Dr Philippe Mbele Abanda
www.rdmc-dmmc.org)/n

Mais la gestion d’une crise sanitaire de cette ampleur doit aussi s’appuyer sur la prévention d’autres crises ; c’est la raison pour laquelle le RDMC qui place les problèmes de santé des Camerounais au c ur des préoccupations de sa politique de modernisation du Cameroun entend mener une action agressive dans ce domaine. Ainsi: la volonté du RDMC de faire des problèmes d’hygiène un volet majeur de sa politique de santé se manifestera par l’inclusion du terme « Hygiène Publique » dans la dénomination du ministère en charge des problèmes de santé; une assurance maladie d’Etat sera mise en place; les établissements de santé seront organisés en territoires de santé correspondant à chaque région. Cette organisation évoquera la forme d’une pyramide avec au sommet un centre hospitalier régional et universitaire, véritable hôpital de référence doté d’un plateau technique très spécialisé et dont les missions premières seront: une prise en charge adéquate des malades, la formation des personnels de santé et la recherche médicale. A la base de cette pyramide on trouvera les unités territoriales de santé correspondant aux dispensaires actuels mais un peu plus étoffés. En intermédiaire des centres hospitaliers généraux dans les départements et les centres intégrés d’action sanitaire et sociale pierre angulaire de la santé préventive et de l’hygiène publique.

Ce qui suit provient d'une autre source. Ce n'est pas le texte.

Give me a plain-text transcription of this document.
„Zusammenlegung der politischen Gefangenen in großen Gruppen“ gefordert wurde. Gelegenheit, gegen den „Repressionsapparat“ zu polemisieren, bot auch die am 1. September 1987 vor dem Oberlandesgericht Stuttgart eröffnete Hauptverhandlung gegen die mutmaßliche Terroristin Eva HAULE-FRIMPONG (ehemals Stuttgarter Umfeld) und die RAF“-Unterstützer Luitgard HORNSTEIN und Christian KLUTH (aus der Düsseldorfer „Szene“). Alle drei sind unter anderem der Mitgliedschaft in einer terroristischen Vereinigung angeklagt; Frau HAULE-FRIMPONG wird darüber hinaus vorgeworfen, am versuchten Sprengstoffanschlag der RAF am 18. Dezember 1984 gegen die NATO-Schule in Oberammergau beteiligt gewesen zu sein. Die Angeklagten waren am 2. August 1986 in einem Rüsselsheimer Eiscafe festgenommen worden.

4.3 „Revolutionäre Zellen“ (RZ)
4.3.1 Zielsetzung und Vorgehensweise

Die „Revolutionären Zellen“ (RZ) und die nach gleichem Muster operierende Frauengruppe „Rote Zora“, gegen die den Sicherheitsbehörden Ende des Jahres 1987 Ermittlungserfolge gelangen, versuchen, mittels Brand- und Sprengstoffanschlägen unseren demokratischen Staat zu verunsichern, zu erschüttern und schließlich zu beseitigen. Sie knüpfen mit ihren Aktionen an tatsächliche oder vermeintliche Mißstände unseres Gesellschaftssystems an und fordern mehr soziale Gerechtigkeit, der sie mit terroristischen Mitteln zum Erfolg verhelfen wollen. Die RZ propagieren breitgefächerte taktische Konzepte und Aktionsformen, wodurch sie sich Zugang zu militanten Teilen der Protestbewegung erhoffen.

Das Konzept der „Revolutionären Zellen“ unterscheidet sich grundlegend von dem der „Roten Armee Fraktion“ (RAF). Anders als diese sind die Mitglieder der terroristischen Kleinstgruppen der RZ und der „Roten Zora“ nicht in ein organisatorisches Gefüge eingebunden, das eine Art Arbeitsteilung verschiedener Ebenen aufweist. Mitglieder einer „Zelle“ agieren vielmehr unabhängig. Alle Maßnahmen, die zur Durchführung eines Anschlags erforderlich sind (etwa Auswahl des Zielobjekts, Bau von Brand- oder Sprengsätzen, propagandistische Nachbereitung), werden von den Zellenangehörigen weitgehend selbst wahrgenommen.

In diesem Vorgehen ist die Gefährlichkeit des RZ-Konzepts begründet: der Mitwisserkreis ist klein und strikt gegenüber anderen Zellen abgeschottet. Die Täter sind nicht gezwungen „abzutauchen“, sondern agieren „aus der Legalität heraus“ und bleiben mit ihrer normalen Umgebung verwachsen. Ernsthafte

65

La formation des personnels sera assurée par 14 facultés de médecine dans les villes de Garoua, Maroua, Dschang, Bamenda, Buéa, Douala, Yaoundé, Bertoua, Edéa, Bafia, Bafoussam, Ngaoundéré, Maroua et Ebolowa. Deux facultés de pharmacie et de chirurgie dentaire seront mises en place pour compléter la formation des personnels médicaux. Les instituts de formation des personnels médicaux et paramédicaux seront mis en place dans toutes les régions et les personnels administratifs formés dans une école de management hospitalier qui sera créé. Le RDMC compte également créer deux établissements publics qui permettront la détection et la gestion des catastrophes et des crises sanitaires comme celle que vit en ce moment notre pays. Il s’agit : d’un institut national de santé publique et des maladies tropicales : il permettra la formation des cadres supérieurs et moyens de santé publique et des médecins spécialisés dans les pathologies tropicales dont ils auront une parfaite connaissance; un institut de veille sanitaire permettant la surveillance, l’information et la prévention en cas de risque sanitaire. Cet établissement dont les missions sont multiples: surveillance et observation permanente de l’état de santé des Camerounais, alerte sanitaire en cas de catastrophe sanitaire, contribution à l’organisation de la gestion des crises sanitaires, sera placé sous la tutelle du ministère de la santé.

Bien évidemment que la politique de la ville et des grands travaux contribuera largement dans l’assainissement de l’environnement et donc dans la prévention et la gestion du type de catastrophe que vit en ce moment notre beau pays.